В его голосе сквозило плохо скрываемое любопытство, смешанное с легкой тревогой. Опытный царедворец и интриган, Никита Львович прекрасно понимал, какую угрозу представляет
собой мятежный адмирал. Но он также знал цену гневу и опрометчивости — качествам, которые порой ослепляли даже самых мудрых правителей.Птолемей помедлил с ответом, словно взвешивая каждое слово. Его взгляд, пронзительный и холодный, устремился куда-то вдаль, за пределы корабельной рубки — туда, где в черной пустоте космоса затаился его заклятый враг.
— Адмирал должен быть непременно схвачен и судим, — наконец произнес он. — Уверен, что Военный Трибунал вынесет справедливый вердикт, и Павла Петровича мы больше на этом свете не увидим…
Эти слова, произнесенные с непоколебимой убежденностью, повисли в воздухе, словно приговор. В них чувствовалась жгучая, почти иррациональная ненависть — чувство, делавшее Птолемея поистине опасным противником. Великий князь Михаил невольно поежился, услышав столь кровожадное заявление.
— Не очень ли это кровожадно с вашей стороны, господин первый министр, — осторожно заметил Михаил Александрович. — У Павла Петровича Дессе много сторонников во всех секторах пространства. Думаю, они останутся очень недовольны подобным приговором…
В глазах князя читалась неподдельная тревога. Он явно опасался, что неумолимая жестокость Птолемея лишь подольет масла в огонь гражданской войны, разжигая новые конфликты и распри. Но первый министр, казалось, не разделял этих опасений. Его лицо исказила гримаса нетерпения и раздражения, словно он досадовал на чужую глупость и недальновидность.
— Дессе своим предательством нанес очередной удар по единству Российской Империи, — резко бросил первый министр. — Союзный флот практически уже победил Самсонова, и конец гражданской войны был не за горами. Однако своеволие адмирала Дессе, который увел часть флота из нашего лагеря, тем самым отдалив победу над диктатором, не может остаться без наказания. Этот человек умрет в любом случае! Приговор будет приведен в исполнение, чего бы это ни стоило.
Эти слова, жесткие и бескомпромиссные, казалось, отрезали все пути к отступлению. Они ясно давали понять — Птолемей не остановится ни перед чем ради достижения своей цели. Он был готов переступить через любые моральные принципы, разорвать любые союзы и устроить самую беспощадную охоту на своего врага. Потому что видел в нем не просто военного противника или политического конкурента, но смертельную угрозу для своей власти и самого государства.
— Его дивизии будут сражаться отчаянно, — предупредил Птолемея, Василий Иванович Козицын, как представитель Черноморского флота, оставшийся вместе с первым министром, но чувствовавший себя после такого выбора крайне не в своей тарелке. В голосе вице-адмирала звучала неподдельная тревога, рожденная многолетним опытом и глубоким пониманием своего противника. Он слишком хорошо знал Павла Петровича Дессе — его несгибаемую волю, стратегический гений и фанатичную преданность своих людей. Те, кто сражался под началом «Северного Лиса», готовы были идти за ним в огонь и воду, не задумываясь о цене или шансах на успех.

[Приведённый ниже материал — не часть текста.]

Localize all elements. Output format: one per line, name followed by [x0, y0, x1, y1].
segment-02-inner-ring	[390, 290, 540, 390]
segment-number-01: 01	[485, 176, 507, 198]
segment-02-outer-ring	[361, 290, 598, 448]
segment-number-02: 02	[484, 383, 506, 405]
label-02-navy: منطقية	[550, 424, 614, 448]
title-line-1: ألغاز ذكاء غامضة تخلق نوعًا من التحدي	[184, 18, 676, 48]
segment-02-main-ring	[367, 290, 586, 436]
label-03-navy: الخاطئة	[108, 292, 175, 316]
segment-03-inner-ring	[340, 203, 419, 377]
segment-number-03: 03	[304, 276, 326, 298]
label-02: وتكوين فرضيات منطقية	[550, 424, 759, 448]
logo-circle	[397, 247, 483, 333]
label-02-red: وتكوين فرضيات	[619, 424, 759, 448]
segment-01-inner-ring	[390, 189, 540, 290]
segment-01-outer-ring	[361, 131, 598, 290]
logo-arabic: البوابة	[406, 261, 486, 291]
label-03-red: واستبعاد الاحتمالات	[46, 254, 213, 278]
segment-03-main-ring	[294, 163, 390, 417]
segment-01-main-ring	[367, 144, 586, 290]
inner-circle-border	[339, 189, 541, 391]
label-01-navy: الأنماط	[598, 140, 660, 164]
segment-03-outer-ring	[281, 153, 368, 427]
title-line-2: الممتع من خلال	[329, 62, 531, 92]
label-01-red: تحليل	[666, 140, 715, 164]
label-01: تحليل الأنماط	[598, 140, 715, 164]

— Возможно, — пожал плечами Птолемей Граус, — но их мало…
Первый министр говорил с нарочитой небрежностью, словно речь шла о чем-то малозначительном. Но в его глазах плясали опасные огоньки — отблески жгучей ненависти и уязвленной гордости. Птолемей не мог смириться с мыслью, что какой-то мятежный адмирал посмел бросить ему вызов и поставить под сомнение его власть. Он жаждал раздавить Дессе, стереть его в космическую пыль вместе со всеми сторонниками.
— Однако боевой опыт адмирала Дессе превосходит опыт всех нас, вместе взятых, — не успокаивался Василий Иванович.